Once it detects a burst, the BAT’s computer reconstructs the observed part of the sky and calculates a rough localization (to within 3 arcminutes, or better than 0.1 degrees) for it. This position is immediately transmitted to the ground and distributed to astronomers worldwide through NASA’s General Coordinates Network. Speed is essential because GRBs fade quickly, and this information allows other telescopes to begin the search right away.

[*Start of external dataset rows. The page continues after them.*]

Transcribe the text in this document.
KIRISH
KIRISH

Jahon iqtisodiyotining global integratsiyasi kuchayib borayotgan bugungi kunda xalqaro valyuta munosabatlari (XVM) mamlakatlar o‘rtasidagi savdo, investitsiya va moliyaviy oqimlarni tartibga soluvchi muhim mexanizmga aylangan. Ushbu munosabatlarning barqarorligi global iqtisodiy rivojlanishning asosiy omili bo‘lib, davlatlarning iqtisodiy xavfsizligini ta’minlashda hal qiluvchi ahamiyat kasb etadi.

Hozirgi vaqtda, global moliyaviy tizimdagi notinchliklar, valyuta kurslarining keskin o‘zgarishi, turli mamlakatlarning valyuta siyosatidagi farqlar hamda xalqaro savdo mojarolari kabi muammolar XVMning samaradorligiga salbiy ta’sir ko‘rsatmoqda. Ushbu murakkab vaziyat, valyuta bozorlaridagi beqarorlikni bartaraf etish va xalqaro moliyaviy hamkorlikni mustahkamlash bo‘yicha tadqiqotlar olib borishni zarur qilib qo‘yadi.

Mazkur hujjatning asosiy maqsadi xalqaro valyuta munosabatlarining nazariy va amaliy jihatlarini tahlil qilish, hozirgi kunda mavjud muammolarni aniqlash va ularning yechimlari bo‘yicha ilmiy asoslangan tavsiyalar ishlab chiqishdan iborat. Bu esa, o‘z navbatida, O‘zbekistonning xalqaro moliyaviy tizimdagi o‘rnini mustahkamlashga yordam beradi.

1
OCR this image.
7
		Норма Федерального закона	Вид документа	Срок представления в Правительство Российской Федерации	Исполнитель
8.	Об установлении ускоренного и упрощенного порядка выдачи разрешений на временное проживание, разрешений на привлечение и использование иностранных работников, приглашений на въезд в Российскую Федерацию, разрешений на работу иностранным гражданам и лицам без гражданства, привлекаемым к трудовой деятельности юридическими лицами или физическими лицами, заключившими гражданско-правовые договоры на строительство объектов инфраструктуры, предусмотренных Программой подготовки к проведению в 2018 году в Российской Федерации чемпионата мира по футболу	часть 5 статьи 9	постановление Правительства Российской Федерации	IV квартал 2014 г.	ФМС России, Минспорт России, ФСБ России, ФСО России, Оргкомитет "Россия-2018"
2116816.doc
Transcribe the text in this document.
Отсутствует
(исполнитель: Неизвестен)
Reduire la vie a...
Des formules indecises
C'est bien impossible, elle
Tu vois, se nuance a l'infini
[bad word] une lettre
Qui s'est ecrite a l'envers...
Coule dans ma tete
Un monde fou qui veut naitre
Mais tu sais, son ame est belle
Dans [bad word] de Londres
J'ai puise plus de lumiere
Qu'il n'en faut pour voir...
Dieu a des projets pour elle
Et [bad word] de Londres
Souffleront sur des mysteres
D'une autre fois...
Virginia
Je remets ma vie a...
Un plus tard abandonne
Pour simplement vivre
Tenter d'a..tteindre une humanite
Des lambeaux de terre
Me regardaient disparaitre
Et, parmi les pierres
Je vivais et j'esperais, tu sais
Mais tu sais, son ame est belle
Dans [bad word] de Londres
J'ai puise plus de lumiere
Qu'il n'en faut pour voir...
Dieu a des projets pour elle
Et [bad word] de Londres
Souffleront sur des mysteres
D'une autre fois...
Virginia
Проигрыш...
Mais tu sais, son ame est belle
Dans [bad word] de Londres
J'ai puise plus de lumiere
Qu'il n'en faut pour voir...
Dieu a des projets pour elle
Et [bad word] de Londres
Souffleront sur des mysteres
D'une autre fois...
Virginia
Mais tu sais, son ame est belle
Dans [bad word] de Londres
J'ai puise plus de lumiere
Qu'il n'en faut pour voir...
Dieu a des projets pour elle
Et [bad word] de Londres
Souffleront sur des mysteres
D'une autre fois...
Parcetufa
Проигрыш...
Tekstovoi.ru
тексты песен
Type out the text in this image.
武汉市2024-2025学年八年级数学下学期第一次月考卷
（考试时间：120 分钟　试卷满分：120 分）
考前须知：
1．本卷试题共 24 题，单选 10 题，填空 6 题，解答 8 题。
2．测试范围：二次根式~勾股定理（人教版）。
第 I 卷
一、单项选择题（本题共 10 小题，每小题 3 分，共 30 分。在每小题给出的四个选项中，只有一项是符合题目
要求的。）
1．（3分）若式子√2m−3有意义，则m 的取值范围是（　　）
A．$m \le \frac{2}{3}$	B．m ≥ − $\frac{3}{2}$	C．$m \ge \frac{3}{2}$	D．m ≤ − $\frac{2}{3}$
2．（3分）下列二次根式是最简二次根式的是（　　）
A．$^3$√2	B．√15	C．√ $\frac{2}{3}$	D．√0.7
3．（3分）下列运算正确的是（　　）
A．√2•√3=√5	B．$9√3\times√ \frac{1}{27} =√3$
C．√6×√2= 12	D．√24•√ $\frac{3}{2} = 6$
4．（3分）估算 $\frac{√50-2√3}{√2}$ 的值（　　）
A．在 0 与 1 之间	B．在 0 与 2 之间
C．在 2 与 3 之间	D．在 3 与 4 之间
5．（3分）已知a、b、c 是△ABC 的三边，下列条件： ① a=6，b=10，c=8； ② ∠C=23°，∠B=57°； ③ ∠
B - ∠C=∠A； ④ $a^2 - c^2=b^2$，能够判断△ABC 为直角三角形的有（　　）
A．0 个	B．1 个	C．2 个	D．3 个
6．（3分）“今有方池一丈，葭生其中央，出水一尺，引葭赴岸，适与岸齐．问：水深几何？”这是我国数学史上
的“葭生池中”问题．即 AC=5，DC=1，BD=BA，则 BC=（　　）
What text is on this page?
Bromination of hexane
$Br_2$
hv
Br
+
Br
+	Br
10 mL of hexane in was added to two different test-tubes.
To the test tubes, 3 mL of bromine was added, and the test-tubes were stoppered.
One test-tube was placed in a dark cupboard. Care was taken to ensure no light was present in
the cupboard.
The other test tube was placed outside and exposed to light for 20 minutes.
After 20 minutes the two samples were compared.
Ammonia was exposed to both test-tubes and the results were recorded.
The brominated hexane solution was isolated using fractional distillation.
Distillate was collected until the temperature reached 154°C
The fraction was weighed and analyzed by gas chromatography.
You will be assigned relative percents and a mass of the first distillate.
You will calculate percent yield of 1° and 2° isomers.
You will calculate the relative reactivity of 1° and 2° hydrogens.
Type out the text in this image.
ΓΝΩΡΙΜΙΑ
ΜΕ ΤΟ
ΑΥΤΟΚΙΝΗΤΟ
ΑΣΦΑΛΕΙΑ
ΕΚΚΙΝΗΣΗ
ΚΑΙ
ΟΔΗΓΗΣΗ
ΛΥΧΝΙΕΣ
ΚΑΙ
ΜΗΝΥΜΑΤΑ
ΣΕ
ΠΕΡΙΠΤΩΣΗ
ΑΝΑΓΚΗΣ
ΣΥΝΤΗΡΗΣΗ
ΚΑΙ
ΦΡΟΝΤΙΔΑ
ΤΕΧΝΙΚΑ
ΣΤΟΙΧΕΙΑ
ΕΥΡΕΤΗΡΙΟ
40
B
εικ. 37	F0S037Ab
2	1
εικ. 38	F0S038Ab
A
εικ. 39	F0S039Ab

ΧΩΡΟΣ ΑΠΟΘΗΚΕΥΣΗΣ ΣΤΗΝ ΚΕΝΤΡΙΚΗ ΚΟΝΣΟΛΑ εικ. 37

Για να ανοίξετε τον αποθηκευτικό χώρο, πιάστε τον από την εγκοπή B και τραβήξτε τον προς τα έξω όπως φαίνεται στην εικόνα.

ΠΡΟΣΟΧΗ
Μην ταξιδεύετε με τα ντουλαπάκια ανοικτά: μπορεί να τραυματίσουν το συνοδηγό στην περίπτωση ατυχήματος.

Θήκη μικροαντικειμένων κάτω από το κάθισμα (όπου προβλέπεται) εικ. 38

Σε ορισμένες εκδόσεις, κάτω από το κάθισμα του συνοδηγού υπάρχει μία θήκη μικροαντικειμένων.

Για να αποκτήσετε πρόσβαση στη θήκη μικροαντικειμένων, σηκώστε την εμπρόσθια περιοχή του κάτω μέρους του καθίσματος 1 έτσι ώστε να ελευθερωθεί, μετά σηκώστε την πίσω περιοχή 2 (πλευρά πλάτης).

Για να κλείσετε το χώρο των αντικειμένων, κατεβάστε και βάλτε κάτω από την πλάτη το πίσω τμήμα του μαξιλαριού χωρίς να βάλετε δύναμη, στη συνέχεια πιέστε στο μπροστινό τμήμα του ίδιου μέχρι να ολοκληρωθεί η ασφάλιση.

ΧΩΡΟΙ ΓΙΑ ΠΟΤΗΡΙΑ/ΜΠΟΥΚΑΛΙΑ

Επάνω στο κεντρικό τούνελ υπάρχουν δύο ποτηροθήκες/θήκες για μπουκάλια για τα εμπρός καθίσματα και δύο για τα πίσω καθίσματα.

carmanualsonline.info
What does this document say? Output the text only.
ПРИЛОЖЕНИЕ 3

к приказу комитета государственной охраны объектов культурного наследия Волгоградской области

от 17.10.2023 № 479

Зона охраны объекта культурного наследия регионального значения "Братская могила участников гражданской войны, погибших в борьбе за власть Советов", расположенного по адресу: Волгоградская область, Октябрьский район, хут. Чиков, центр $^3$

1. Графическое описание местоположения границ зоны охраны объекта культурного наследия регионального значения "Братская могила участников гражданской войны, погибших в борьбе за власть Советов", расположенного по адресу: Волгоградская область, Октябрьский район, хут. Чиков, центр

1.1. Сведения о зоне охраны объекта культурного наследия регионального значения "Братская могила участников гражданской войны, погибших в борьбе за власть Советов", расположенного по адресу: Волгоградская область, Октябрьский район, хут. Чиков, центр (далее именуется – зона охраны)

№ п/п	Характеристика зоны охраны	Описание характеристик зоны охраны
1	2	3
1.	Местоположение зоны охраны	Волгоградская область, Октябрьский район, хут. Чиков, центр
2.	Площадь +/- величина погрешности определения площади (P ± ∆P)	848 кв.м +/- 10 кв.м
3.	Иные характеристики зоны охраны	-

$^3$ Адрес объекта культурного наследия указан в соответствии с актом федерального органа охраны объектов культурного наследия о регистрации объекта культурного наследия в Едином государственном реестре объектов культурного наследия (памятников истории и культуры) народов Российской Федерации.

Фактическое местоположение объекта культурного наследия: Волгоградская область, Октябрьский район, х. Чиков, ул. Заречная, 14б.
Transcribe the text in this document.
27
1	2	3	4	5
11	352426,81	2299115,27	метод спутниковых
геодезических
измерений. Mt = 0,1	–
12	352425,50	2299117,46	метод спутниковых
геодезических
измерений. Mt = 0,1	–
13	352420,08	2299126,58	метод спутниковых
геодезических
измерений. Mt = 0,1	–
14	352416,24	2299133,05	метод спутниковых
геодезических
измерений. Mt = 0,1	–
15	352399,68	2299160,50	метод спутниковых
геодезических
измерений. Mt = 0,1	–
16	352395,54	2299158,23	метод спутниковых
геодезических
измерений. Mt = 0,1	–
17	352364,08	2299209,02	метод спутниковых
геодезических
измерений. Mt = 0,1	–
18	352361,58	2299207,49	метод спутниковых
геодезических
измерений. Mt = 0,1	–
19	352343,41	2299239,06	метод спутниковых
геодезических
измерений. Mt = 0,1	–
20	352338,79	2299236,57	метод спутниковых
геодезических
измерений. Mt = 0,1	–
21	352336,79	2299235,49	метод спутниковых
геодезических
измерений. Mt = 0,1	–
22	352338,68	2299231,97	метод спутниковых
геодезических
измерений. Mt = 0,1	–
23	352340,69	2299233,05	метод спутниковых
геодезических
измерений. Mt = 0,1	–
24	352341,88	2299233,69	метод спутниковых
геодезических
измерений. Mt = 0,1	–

The BAT also performs an all-sky high-energy X-ray survey, capturing images every few minutes when not on burst duty. The BAT compares sources found in these images against an on-board catalog of X-ray sources, and those either not listed in the catalog or showing large variability are deemed transients. Their locations are distributed to the astronomical community just like those of the bursts.

X-ray Telescope

Swift’s XRT measures the light curves — brightness changes through time — of GRBs and afterglows over a wide energy range, from 0.2 to 10 kiloelectronvolts (keV, or up to thousands of times the energy of visible light). It also collects spectra, the distribution of X-ray energies, analogous to colors in visible light. For a typical GRB, the XRT can pinpoint its location to about 3-arcsecond accuracy (or less than a thousandth of a degree) within 10 seconds. It can study its X-ray counterpart within 70 seconds of burst discovery and continue observations for days to weeks. Prior to Swift, long, detailed X-ray observations of GRB afterglows had been difficult to obtain because the few X-ray telescopes in space could not target the burst until hours or days later.

Ultraviolet/Optical Telescope

The UVOT captures the ultraviolet and visible-light properties of sources, is aligned with the XRT, and provides the most accurate position (1 arcsecond or better) for GRBs. The UVOT is a 30-centimeter (12-inch) aperture reflecting telescope with a 17-arcminute field of view (roughly 60 percent of the apparent size of a full moon). It’s sensitive to wavelengths from red visible light to the far ultraviolet (650 to 170 nanometers). This makes the UVOT uniquely suited for afterglow studies. Its ultraviolet capability is not possible from the ground and, at the time of launch, it was much more sensitive than any other quick-reaction telescope in orbit.

When Swift observes a new GRB, the UVOT executes a predetermined program of exposure times and filter combinations. The initial images are immediately sent to the ground, both for use as a finding chart by observers and as a comparison to archival observations of the same patch of sky, which allows for detection of a new source that could be a GRB’s optical counterpart. Filtered observations provide the source’s behavior over time as a function of wavelength.

Once Swift slews to a new burst, the UVOT acquires a 150-second exposure of the target field. A 2-by-2 arcminute portion surrounding the GRB position, determined by the XRT, is radioed to the ground in less than a minute. The Swift Operations Center automatically posts this image to the General Coordinates Network. During subsequent ground contacts, the full frame of the finder image is sent. Images generally contain at least 15 stars listed in existing catalogs, allowing for localizations of less than one arcsecond.